Dissident Cuban blogger Yoani Sanchez started publishing 14ymedio.com on
Wednesday, but would-be readers were redirected to another site that is
highly critical of her, reflecting the official line.
Sanchez's site remained blocked to the small minority of Cubans with
internet access on Thursday, though it was accessible outside Cuba.
The U.S. State Department stopped short of directly blaming Cuba,
referring instead to media reports that the government blocked the site,
but it took advantage of the incident to denounce Cuban censorship.

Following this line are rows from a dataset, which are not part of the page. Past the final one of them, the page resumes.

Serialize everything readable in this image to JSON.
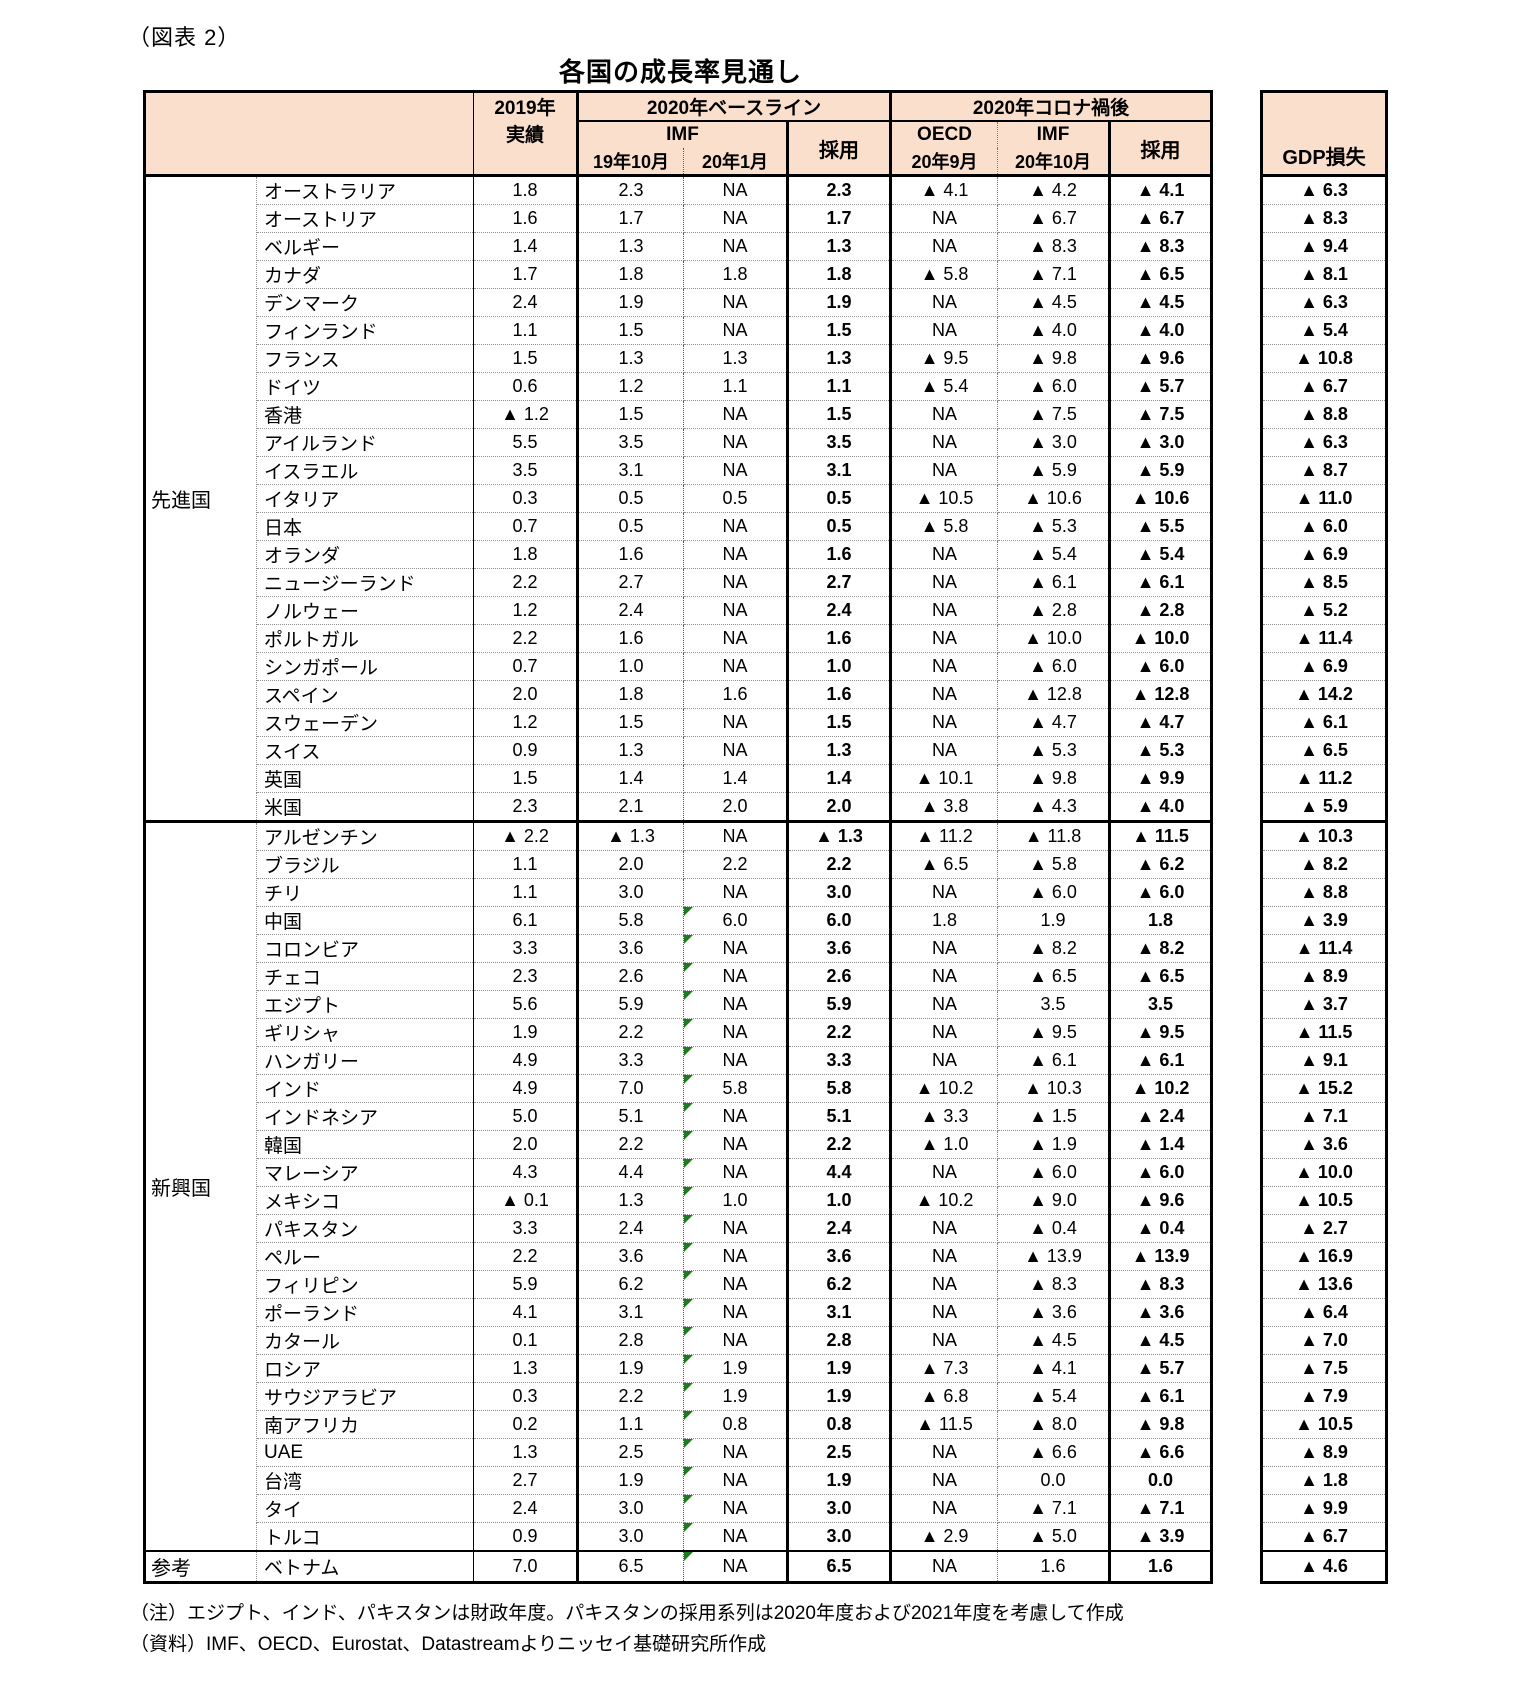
{
  "figure_label": "（図表 2）",
  "title": "各国の成長率見通し",
  "header": {
    "year2019_line1": "2019年",
    "year2019_line2": "実績",
    "baseline_group": "2020年ベースライン",
    "corona_group": "2020年コロナ禍後",
    "imf_label": "IMF",
    "oecd_label": "OECD",
    "sub_oct19": "19年10月",
    "sub_jan20": "20年1月",
    "sub_sep20": "20年9月",
    "sub_oct20": "20年10月",
    "adopted_label": "採用",
    "gdp_loss_label": "GDP損失"
  },
  "colors": {
    "header_bg": "#FBDFCD",
    "flag_marker_green": "#1E7A1E",
    "border": "#000000"
  },
  "groups": [
    {
      "label": "先進国",
      "rows": [
        {
          "country": "オーストラリア",
          "actual_2019": "1.8",
          "imf_oct19": "2.3",
          "imf_jan20": "NA",
          "adopted_baseline": "2.3",
          "oecd_sep20": "▲ 4.1",
          "imf_oct20": "▲ 4.2",
          "adopted_corona": "▲ 4.1",
          "gdp_loss": "▲ 6.3",
          "flag": false
        },
        {
          "country": "オーストリア",
          "actual_2019": "1.6",
          "imf_oct19": "1.7",
          "imf_jan20": "NA",
          "adopted_baseline": "1.7",
          "oecd_sep20": "NA",
          "imf_oct20": "▲ 6.7",
          "adopted_corona": "▲ 6.7",
          "gdp_loss": "▲ 8.3",
          "flag": false
        },
        {
          "country": "ベルギー",
          "actual_2019": "1.4",
          "imf_oct19": "1.3",
          "imf_jan20": "NA",
          "adopted_baseline": "1.3",
          "oecd_sep20": "NA",
          "imf_oct20": "▲ 8.3",
          "adopted_corona": "▲ 8.3",
          "gdp_loss": "▲ 9.4",
          "flag": false
        },
        {
          "country": "カナダ",
          "actual_2019": "1.7",
          "imf_oct19": "1.8",
          "imf_jan20": "1.8",
          "adopted_baseline": "1.8",
          "oecd_sep20": "▲ 5.8",
          "imf_oct20": "▲ 7.1",
          "adopted_corona": "▲ 6.5",
          "gdp_loss": "▲ 8.1",
          "flag": false
        },
        {
          "country": "デンマーク",
          "actual_2019": "2.4",
          "imf_oct19": "1.9",
          "imf_jan20": "NA",
          "adopted_baseline": "1.9",
          "oecd_sep20": "NA",
          "imf_oct20": "▲ 4.5",
          "adopted_corona": "▲ 4.5",
          "gdp_loss": "▲ 6.3",
          "flag": false
        },
        {
          "country": "フィンランド",
          "actual_2019": "1.1",
          "imf_oct19": "1.5",
          "imf_jan20": "NA",
          "adopted_baseline": "1.5",
          "oecd_sep20": "NA",
          "imf_oct20": "▲ 4.0",
          "adopted_corona": "▲ 4.0",
          "gdp_loss": "▲ 5.4",
          "flag": false
        },
        {
          "country": "フランス",
          "actual_2019": "1.5",
          "imf_oct19": "1.3",
          "imf_jan20": "1.3",
          "adopted_baseline": "1.3",
          "oecd_sep20": "▲ 9.5",
          "imf_oct20": "▲ 9.8",
          "adopted_corona": "▲ 9.6",
          "gdp_loss": "▲ 10.8",
          "flag": false
        },
        {
          "country": "ドイツ",
          "actual_2019": "0.6",
          "imf_oct19": "1.2",
          "imf_jan20": "1.1",
          "adopted_baseline": "1.1",
          "oecd_sep20": "▲ 5.4",
          "imf_oct20": "▲ 6.0",
          "adopted_corona": "▲ 5.7",
          "gdp_loss": "▲ 6.7",
          "flag": false
        },
        {
          "country": "香港",
          "actual_2019": "▲ 1.2",
          "imf_oct19": "1.5",
          "imf_jan20": "NA",
          "adopted_baseline": "1.5",
          "oecd_sep20": "NA",
          "imf_oct20": "▲ 7.5",
          "adopted_corona": "▲ 7.5",
          "gdp_loss": "▲ 8.8",
          "flag": false
        },
        {
          "country": "アイルランド",
          "actual_2019": "5.5",
          "imf_oct19": "3.5",
          "imf_jan20": "NA",
          "adopted_baseline": "3.5",
          "oecd_sep20": "NA",
          "imf_oct20": "▲ 3.0",
          "adopted_corona": "▲ 3.0",
          "gdp_loss": "▲ 6.3",
          "flag": false
        },
        {
          "country": "イスラエル",
          "actual_2019": "3.5",
          "imf_oct19": "3.1",
          "imf_jan20": "NA",
          "adopted_baseline": "3.1",
          "oecd_sep20": "NA",
          "imf_oct20": "▲ 5.9",
          "adopted_corona": "▲ 5.9",
          "gdp_loss": "▲ 8.7",
          "flag": false
        },
        {
          "country": "イタリア",
          "actual_2019": "0.3",
          "imf_oct19": "0.5",
          "imf_jan20": "0.5",
          "adopted_baseline": "0.5",
          "oecd_sep20": "▲ 10.5",
          "imf_oct20": "▲ 10.6",
          "adopted_corona": "▲ 10.6",
          "gdp_loss": "▲ 11.0",
          "flag": false
        },
        {
          "country": "日本",
          "actual_2019": "0.7",
          "imf_oct19": "0.5",
          "imf_jan20": "NA",
          "adopted_baseline": "0.5",
          "oecd_sep20": "▲ 5.8",
          "imf_oct20": "▲ 5.3",
          "adopted_corona": "▲ 5.5",
          "gdp_loss": "▲ 6.0",
          "flag": false
        },
        {
          "country": "オランダ",
          "actual_2019": "1.8",
          "imf_oct19": "1.6",
          "imf_jan20": "NA",
          "adopted_baseline": "1.6",
          "oecd_sep20": "NA",
          "imf_oct20": "▲ 5.4",
          "adopted_corona": "▲ 5.4",
          "gdp_loss": "▲ 6.9",
          "flag": false
        },
        {
          "country": "ニュージーランド",
          "actual_2019": "2.2",
          "imf_oct19": "2.7",
          "imf_jan20": "NA",
          "adopted_baseline": "2.7",
          "oecd_sep20": "NA",
          "imf_oct20": "▲ 6.1",
          "adopted_corona": "▲ 6.1",
          "gdp_loss": "▲ 8.5",
          "flag": false
        },
        {
          "country": "ノルウェー",
          "actual_2019": "1.2",
          "imf_oct19": "2.4",
          "imf_jan20": "NA",
          "adopted_baseline": "2.4",
          "oecd_sep20": "NA",
          "imf_oct20": "▲ 2.8",
          "adopted_corona": "▲ 2.8",
          "gdp_loss": "▲ 5.2",
          "flag": false
        },
        {
          "country": "ポルトガル",
          "actual_2019": "2.2",
          "imf_oct19": "1.6",
          "imf_jan20": "NA",
          "adopted_baseline": "1.6",
          "oecd_sep20": "NA",
          "imf_oct20": "▲ 10.0",
          "adopted_corona": "▲ 10.0",
          "gdp_loss": "▲ 11.4",
          "flag": false
        },
        {
          "country": "シンガポール",
          "actual_2019": "0.7",
          "imf_oct19": "1.0",
          "imf_jan20": "NA",
          "adopted_baseline": "1.0",
          "oecd_sep20": "NA",
          "imf_oct20": "▲ 6.0",
          "adopted_corona": "▲ 6.0",
          "gdp_loss": "▲ 6.9",
          "flag": false
        },
        {
          "country": "スペイン",
          "actual_2019": "2.0",
          "imf_oct19": "1.8",
          "imf_jan20": "1.6",
          "adopted_baseline": "1.6",
          "oecd_sep20": "NA",
          "imf_oct20": "▲ 12.8",
          "adopted_corona": "▲ 12.8",
          "gdp_loss": "▲ 14.2",
          "flag": false
        },
        {
          "country": "スウェーデン",
          "actual_2019": "1.2",
          "imf_oct19": "1.5",
          "imf_jan20": "NA",
          "adopted_baseline": "1.5",
          "oecd_sep20": "NA",
          "imf_oct20": "▲ 4.7",
          "adopted_corona": "▲ 4.7",
          "gdp_loss": "▲ 6.1",
          "flag": false
        },
        {
          "country": "スイス",
          "actual_2019": "0.9",
          "imf_oct19": "1.3",
          "imf_jan20": "NA",
          "adopted_baseline": "1.3",
          "oecd_sep20": "NA",
          "imf_oct20": "▲ 5.3",
          "adopted_corona": "▲ 5.3",
          "gdp_loss": "▲ 6.5",
          "flag": false
        },
        {
          "country": "英国",
          "actual_2019": "1.5",
          "imf_oct19": "1.4",
          "imf_jan20": "1.4",
          "adopted_baseline": "1.4",
          "oecd_sep20": "▲ 10.1",
          "imf_oct20": "▲ 9.8",
          "adopted_corona": "▲ 9.9",
          "gdp_loss": "▲ 11.2",
          "flag": false
        },
        {
          "country": "米国",
          "actual_2019": "2.3",
          "imf_oct19": "2.1",
          "imf_jan20": "2.0",
          "adopted_baseline": "2.0",
          "oecd_sep20": "▲ 3.8",
          "imf_oct20": "▲ 4.3",
          "adopted_corona": "▲ 4.0",
          "gdp_loss": "▲ 5.9",
          "flag": false
        }
      ]
    },
    {
      "label": "新興国",
      "rows": [
        {
          "country": "アルゼンチン",
          "actual_2019": "▲ 2.2",
          "imf_oct19": "▲ 1.3",
          "imf_jan20": "NA",
          "adopted_baseline": "▲ 1.3",
          "oecd_sep20": "▲ 11.2",
          "imf_oct20": "▲ 11.8",
          "adopted_corona": "▲ 11.5",
          "gdp_loss": "▲ 10.3",
          "flag": false
        },
        {
          "country": "ブラジル",
          "actual_2019": "1.1",
          "imf_oct19": "2.0",
          "imf_jan20": "2.2",
          "adopted_baseline": "2.2",
          "oecd_sep20": "▲ 6.5",
          "imf_oct20": "▲ 5.8",
          "adopted_corona": "▲ 6.2",
          "gdp_loss": "▲ 8.2",
          "flag": false
        },
        {
          "country": "チリ",
          "actual_2019": "1.1",
          "imf_oct19": "3.0",
          "imf_jan20": "NA",
          "adopted_baseline": "3.0",
          "oecd_sep20": "NA",
          "imf_oct20": "▲ 6.0",
          "adopted_corona": "▲ 6.0",
          "gdp_loss": "▲ 8.8",
          "flag": false
        },
        {
          "country": "中国",
          "actual_2019": "6.1",
          "imf_oct19": "5.8",
          "imf_jan20": "6.0",
          "adopted_baseline": "6.0",
          "oecd_sep20": "1.8",
          "imf_oct20": "1.9",
          "adopted_corona": "1.8",
          "gdp_loss": "▲ 3.9",
          "flag": true
        },
        {
          "country": "コロンビア",
          "actual_2019": "3.3",
          "imf_oct19": "3.6",
          "imf_jan20": "NA",
          "adopted_baseline": "3.6",
          "oecd_sep20": "NA",
          "imf_oct20": "▲ 8.2",
          "adopted_corona": "▲ 8.2",
          "gdp_loss": "▲ 11.4",
          "flag": true
        },
        {
          "country": "チェコ",
          "actual_2019": "2.3",
          "imf_oct19": "2.6",
          "imf_jan20": "NA",
          "adopted_baseline": "2.6",
          "oecd_sep20": "NA",
          "imf_oct20": "▲ 6.5",
          "adopted_corona": "▲ 6.5",
          "gdp_loss": "▲ 8.9",
          "flag": true
        },
        {
          "country": "エジプト",
          "actual_2019": "5.6",
          "imf_oct19": "5.9",
          "imf_jan20": "NA",
          "adopted_baseline": "5.9",
          "oecd_sep20": "NA",
          "imf_oct20": "3.5",
          "adopted_corona": "3.5",
          "gdp_loss": "▲ 3.7",
          "flag": true
        },
        {
          "country": "ギリシャ",
          "actual_2019": "1.9",
          "imf_oct19": "2.2",
          "imf_jan20": "NA",
          "adopted_baseline": "2.2",
          "oecd_sep20": "NA",
          "imf_oct20": "▲ 9.5",
          "adopted_corona": "▲ 9.5",
          "gdp_loss": "▲ 11.5",
          "flag": true
        },
        {
          "country": "ハンガリー",
          "actual_2019": "4.9",
          "imf_oct19": "3.3",
          "imf_jan20": "NA",
          "adopted_baseline": "3.3",
          "oecd_sep20": "NA",
          "imf_oct20": "▲ 6.1",
          "adopted_corona": "▲ 6.1",
          "gdp_loss": "▲ 9.1",
          "flag": true
        },
        {
          "country": "インド",
          "actual_2019": "4.9",
          "imf_oct19": "7.0",
          "imf_jan20": "5.8",
          "adopted_baseline": "5.8",
          "oecd_sep20": "▲ 10.2",
          "imf_oct20": "▲ 10.3",
          "adopted_corona": "▲ 10.2",
          "gdp_loss": "▲ 15.2",
          "flag": true
        },
        {
          "country": "インドネシア",
          "actual_2019": "5.0",
          "imf_oct19": "5.1",
          "imf_jan20": "NA",
          "adopted_baseline": "5.1",
          "oecd_sep20": "▲ 3.3",
          "imf_oct20": "▲ 1.5",
          "adopted_corona": "▲ 2.4",
          "gdp_loss": "▲ 7.1",
          "flag": true
        },
        {
          "country": "韓国",
          "actual_2019": "2.0",
          "imf_oct19": "2.2",
          "imf_jan20": "NA",
          "adopted_baseline": "2.2",
          "oecd_sep20": "▲ 1.0",
          "imf_oct20": "▲ 1.9",
          "adopted_corona": "▲ 1.4",
          "gdp_loss": "▲ 3.6",
          "flag": true
        },
        {
          "country": "マレーシア",
          "actual_2019": "4.3",
          "imf_oct19": "4.4",
          "imf_jan20": "NA",
          "adopted_baseline": "4.4",
          "oecd_sep20": "NA",
          "imf_oct20": "▲ 6.0",
          "adopted_corona": "▲ 6.0",
          "gdp_loss": "▲ 10.0",
          "flag": true
        },
        {
          "country": "メキシコ",
          "actual_2019": "▲ 0.1",
          "imf_oct19": "1.3",
          "imf_jan20": "1.0",
          "adopted_baseline": "1.0",
          "oecd_sep20": "▲ 10.2",
          "imf_oct20": "▲ 9.0",
          "adopted_corona": "▲ 9.6",
          "gdp_loss": "▲ 10.5",
          "flag": true
        },
        {
          "country": "パキスタン",
          "actual_2019": "3.3",
          "imf_oct19": "2.4",
          "imf_jan20": "NA",
          "adopted_baseline": "2.4",
          "oecd_sep20": "NA",
          "imf_oct20": "▲ 0.4",
          "adopted_corona": "▲ 0.4",
          "gdp_loss": "▲ 2.7",
          "flag": true
        },
        {
          "country": "ペルー",
          "actual_2019": "2.2",
          "imf_oct19": "3.6",
          "imf_jan20": "NA",
          "adopted_baseline": "3.6",
          "oecd_sep20": "NA",
          "imf_oct20": "▲ 13.9",
          "adopted_corona": "▲ 13.9",
          "gdp_loss": "▲ 16.9",
          "flag": true
        },
        {
          "country": "フィリピン",
          "actual_2019": "5.9",
          "imf_oct19": "6.2",
          "imf_jan20": "NA",
          "adopted_baseline": "6.2",
          "oecd_sep20": "NA",
          "imf_oct20": "▲ 8.3",
          "adopted_corona": "▲ 8.3",
          "gdp_loss": "▲ 13.6",
          "flag": true
        },
        {
          "country": "ポーランド",
          "actual_2019": "4.1",
          "imf_oct19": "3.1",
          "imf_jan20": "NA",
          "adopted_baseline": "3.1",
          "oecd_sep20": "NA",
          "imf_oct20": "▲ 3.6",
          "adopted_corona": "▲ 3.6",
          "gdp_loss": "▲ 6.4",
          "flag": true
        },
        {
          "country": "カタール",
          "actual_2019": "0.1",
          "imf_oct19": "2.8",
          "imf_jan20": "NA",
          "adopted_baseline": "2.8",
          "oecd_sep20": "NA",
          "imf_oct20": "▲ 4.5",
          "adopted_corona": "▲ 4.5",
          "gdp_loss": "▲ 7.0",
          "flag": true
        },
        {
          "country": "ロシア",
          "actual_2019": "1.3",
          "imf_oct19": "1.9",
          "imf_jan20": "1.9",
          "adopted_baseline": "1.9",
          "oecd_sep20": "▲ 7.3",
          "imf_oct20": "▲ 4.1",
          "adopted_corona": "▲ 5.7",
          "gdp_loss": "▲ 7.5",
          "flag": true
        },
        {
          "country": "サウジアラビア",
          "actual_2019": "0.3",
          "imf_oct19": "2.2",
          "imf_jan20": "1.9",
          "adopted_baseline": "1.9",
          "oecd_sep20": "▲ 6.8",
          "imf_oct20": "▲ 5.4",
          "adopted_corona": "▲ 6.1",
          "gdp_loss": "▲ 7.9",
          "flag": true
        },
        {
          "country": "南アフリカ",
          "actual_2019": "0.2",
          "imf_oct19": "1.1",
          "imf_jan20": "0.8",
          "adopted_baseline": "0.8",
          "oecd_sep20": "▲ 11.5",
          "imf_oct20": "▲ 8.0",
          "adopted_corona": "▲ 9.8",
          "gdp_loss": "▲ 10.5",
          "flag": true
        },
        {
          "country": "UAE",
          "actual_2019": "1.3",
          "imf_oct19": "2.5",
          "imf_jan20": "NA",
          "adopted_baseline": "2.5",
          "oecd_sep20": "NA",
          "imf_oct20": "▲ 6.6",
          "adopted_corona": "▲ 6.6",
          "gdp_loss": "▲ 8.9",
          "flag": true
        },
        {
          "country": "台湾",
          "actual_2019": "2.7",
          "imf_oct19": "1.9",
          "imf_jan20": "NA",
          "adopted_baseline": "1.9",
          "oecd_sep20": "NA",
          "imf_oct20": "0.0",
          "adopted_corona": "0.0",
          "gdp_loss": "▲ 1.8",
          "flag": true
        },
        {
          "country": "タイ",
          "actual_2019": "2.4",
          "imf_oct19": "3.0",
          "imf_jan20": "NA",
          "adopted_baseline": "3.0",
          "oecd_sep20": "NA",
          "imf_oct20": "▲ 7.1",
          "adopted_corona": "▲ 7.1",
          "gdp_loss": "▲ 9.9",
          "flag": true
        },
        {
          "country": "トルコ",
          "actual_2019": "0.9",
          "imf_oct19": "3.0",
          "imf_jan20": "NA",
          "adopted_baseline": "3.0",
          "oecd_sep20": "▲ 2.9",
          "imf_oct20": "▲ 5.0",
          "adopted_corona": "▲ 3.9",
          "gdp_loss": "▲ 6.7",
          "flag": true
        }
      ]
    },
    {
      "label": "参考",
      "rows": [
        {
          "country": "ベトナム",
          "actual_2019": "7.0",
          "imf_oct19": "6.5",
          "imf_jan20": "NA",
          "adopted_baseline": "6.5",
          "oecd_sep20": "NA",
          "imf_oct20": "1.6",
          "adopted_corona": "1.6",
          "gdp_loss": "▲ 4.6",
          "flag": true
        }
      ]
    }
  ],
  "notes": [
    "（注）エジプト、インド、パキスタンは財政年度。パキスタンの採用系列は2020年度および2021年度を考慮して作成",
    "（資料）IMF、OECD、Eurostat、Datastreamよりニッセイ基礎研究所作成"
  ]
}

"The Cuban government continues to limit fundamental freedoms, including
freedom of expression and of the press, freedom of assembly, and the
free flow of information to, from, and within the island," a State
Department spokesperson said.
"Cubans deserve the right to freely express themselves and the right to
petition their government."
Cuba rejects such U.S. criticism as hypocritical intervention in its
A Cuban government spokesman said he was unaware who was blocking
Sanchez's site in Cuba, suggesting it might be the U.S. government. He
also declined to make available a representative from Etecsa, the state
communications monopoly and Cuba's internet service provider.
Cuba has tolerated greater criticism in recent years but not yet from a
website produced on the island as professional-looking as 14ymedio.com.
From her Twitter account on Wednesday, Sanchez blamed the Cuban
government, but on Thursday the website took a more sarcastic approach.
"It doesn't take much imagination to discover who were the aggressors,
but, as we don't have proof, we'll just conjecture that we're talking
about someone who has the technological resources ... and the
antagonism," the website said in an editorial.
"Blocking 14ymedio could become a failed strategy if the goal is to
silence us. Nothing is more attractive than that which is forbidden."
Since starting a blog on daily life and politics in Cuba seven years
ago, Sanchez has rattled the Cuban establishment and won prestigious
media awards in the United States and Europe.
The Cuban government has frequently tried discredit her as a well-paid
propagandist doing the bidding of the U.S. government.